In questo quadro, le risorse del Piano nazionale di ripresa e resilienza sono un treno che difficilmente passerà di nuovo e, non a caso, circa il 49,6% dei 17,59 miliardi di euro destinati alla scuola andrà al Mezzogiorno. Della cifra complessiva, 12,1 miliardi serviranno proprio alla costruzione di nuovi asili e scuole, a partire da quelle dell’infanzia, ma anche alla realizzazione di palestre, mense e alla manutenzione straordinaria dei plessi scolastici di ogni ordine e grado. I restanti 5,46 miliardi di euro del Pnrr Istruzione nazionale serviranno invece alla “riduzione dei divari”, agli Istituti tecnologici speciali, alla didattica digitale e all’estensione del tempo pieno.
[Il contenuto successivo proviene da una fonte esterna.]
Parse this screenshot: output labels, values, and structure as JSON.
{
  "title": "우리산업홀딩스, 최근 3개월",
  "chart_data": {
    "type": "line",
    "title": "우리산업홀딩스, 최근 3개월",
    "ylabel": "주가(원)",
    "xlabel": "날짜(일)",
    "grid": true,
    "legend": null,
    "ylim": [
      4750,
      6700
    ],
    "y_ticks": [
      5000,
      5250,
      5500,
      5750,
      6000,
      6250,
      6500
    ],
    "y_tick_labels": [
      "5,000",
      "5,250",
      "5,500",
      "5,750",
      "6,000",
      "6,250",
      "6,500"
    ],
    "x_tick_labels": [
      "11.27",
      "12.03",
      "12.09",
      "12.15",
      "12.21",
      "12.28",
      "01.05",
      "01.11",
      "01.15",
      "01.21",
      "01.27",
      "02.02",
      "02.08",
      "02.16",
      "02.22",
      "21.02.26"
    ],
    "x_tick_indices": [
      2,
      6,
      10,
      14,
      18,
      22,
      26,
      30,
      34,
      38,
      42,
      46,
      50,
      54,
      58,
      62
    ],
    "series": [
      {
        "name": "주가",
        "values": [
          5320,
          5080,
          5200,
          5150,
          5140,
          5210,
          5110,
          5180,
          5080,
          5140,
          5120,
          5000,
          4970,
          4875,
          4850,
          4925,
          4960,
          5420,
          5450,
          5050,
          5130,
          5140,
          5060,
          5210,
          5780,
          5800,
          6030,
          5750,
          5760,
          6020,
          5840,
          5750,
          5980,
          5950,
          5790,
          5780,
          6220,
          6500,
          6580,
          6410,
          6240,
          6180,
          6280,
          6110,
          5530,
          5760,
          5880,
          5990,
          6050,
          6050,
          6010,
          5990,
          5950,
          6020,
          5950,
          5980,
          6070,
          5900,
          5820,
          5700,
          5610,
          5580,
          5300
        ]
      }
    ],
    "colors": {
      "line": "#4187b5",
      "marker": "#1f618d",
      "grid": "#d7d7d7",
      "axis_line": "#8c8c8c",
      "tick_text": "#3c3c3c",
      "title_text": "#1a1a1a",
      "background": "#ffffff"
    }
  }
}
Le parole dell'assessore e il nodo competenze
«Stiamo lavorando moltissimo» ha ribadito, anche ieri, l’assessore regionale alla Scuola, Sebastiano Leo i cui uffici, tuttavia, hanno sollevato al ministero della Pubblica istruzione un problema di ruoli e procedure che rischia di mettere i bastoni fra le ruote al percorso tracciato per una efficiente spesa dei fondi del Pnrr. «Se per le spese di ristrutturazione, da realizzare in continuità con i piani di edilizia scolastica già finanziati nei mesi scorsi, saremo noi ad assegnare le risorse a disposizione entro il 10 febbraio prossimo – spiega la dirigente regionale Marella Lamacchia, che è anche componente della tecnostruttura nazionale sull’edilizia scolastica -, sui restanti fondi il trasferimento sembrerebbe dover avvenire dal ministero ai Comuni. Non sono chiari i criteri di assegnazione delle risorse e il compito delle istituzioni in campo, le Regioni hanno già chiesto un ruolo chiaro e definito nella programmazione per evitare sovrapposizioni o buchi». Si vedrà.
Ancora sugli asili
Sul fronte asili, ai quali è destinato il pacchetto di finanziamenti più cospicuo «per accrescere il sostegno alla genitorialità», sono in corso a Roma «i primi tavoli tecnici per capire come muoversi» dice l’assessora regionale al Welfare, Rosa Barone. Un lavoro che dovrà essere costruito a partire dai chiaroscuri, dalle grandi differenze che esistono fra comune e comune in termini di servizi offerti alla cittadinanza. Per limitare il confronto alle sole città capoluogo, se a Lecce ottiene un posto all’asilo il 35,2% dei bambini, a Bari la percentuale si ferma al 16,7%, con Taranto e Brindisi nel mezzo, al 21,3% e 22,7% rispettivamente. L’offerta complessiva è molto diversificata anche da provincia e provincia, con i comuni delle aree più interne - dove la domanda debole e dispersa ha storicamente limitato lo sviluppo di una rete di servizi strutturata e capillare - influisce negativamente sui dati finali. Da questa prospettiva, è la provincia di Bari a offrire il maggior numero di asili: ne conta 253, seguita dal Salento con 214, dal Foggiano con 114, dalla provincia di Taranto con 107 asili, 80 nel Brindisino e 63 nell’intera provincia della Bat. Da qui al 2026, l’obiettivo è raddoppiare l’offerta, incidendo positivamente sull’educazione dei più piccoli e contribuendo a portare al lavoro decine di migliaia di persone.